Many blame pre-existing conditions such as diabetes and worse immune systems. Social and economic factors are obviously significant, especially as many BAME work in high-risk areas as essential workers, and it’s statistically proven that households between these communities are more densely populated. Reports have shown that health inequalities link directly to economic factors. Although that’s a valid reasoning, there is a deeper underlying systemic issue regarding the link between POC and how it is more difficult for these communities to climb up the ladder from economic and social inequality.
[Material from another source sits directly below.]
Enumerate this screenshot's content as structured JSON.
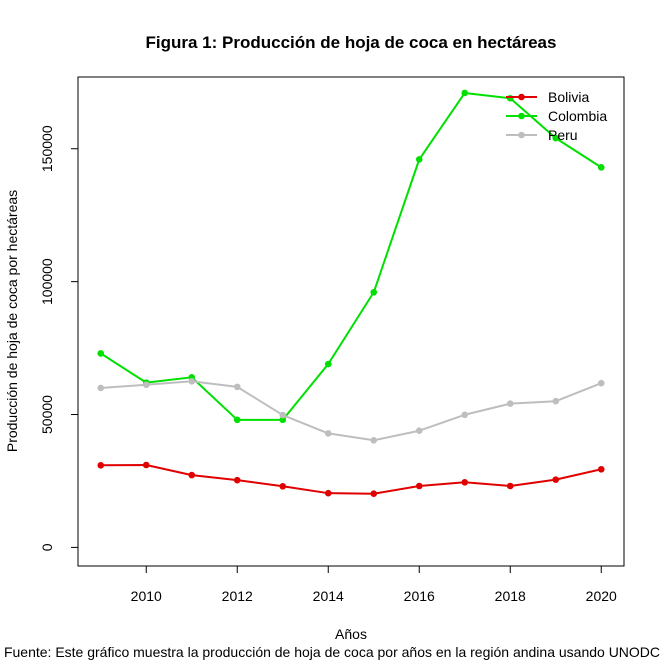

Recently, the UK delayed the report showing the statistics ‘because of the situation in America’, almost as a way of admittingly indicating that the stats showing the disproportionate rates between white middle class and NAME is due to not just simply genetic factors, but a deeper structural and systemic issue.


It was found that people of Bangladeshi background face the largest risk of dying from the disease. The risk of death is double that seen among white British people according to the Public Health Review. Why are Black and POC dying at significantly higher rates than our white counterparts? Why do POC individuals fill such a large percentage of occupations that are at high risk? It’s all related. This creates more concern for both the safety of POC communities through all aspects of life. In 2019, a report showed that black women are five times more likely to die in pregnancy compared to white counterparts. When it comes to education, there is a 13 percent attainment gap between students of colour and their white counterparts.


The list can continue, and I could bring out reams of data and analysis which illustrate clear disparities between communities. But the questions are, how do we address these issues? What can our government do? And what can we do?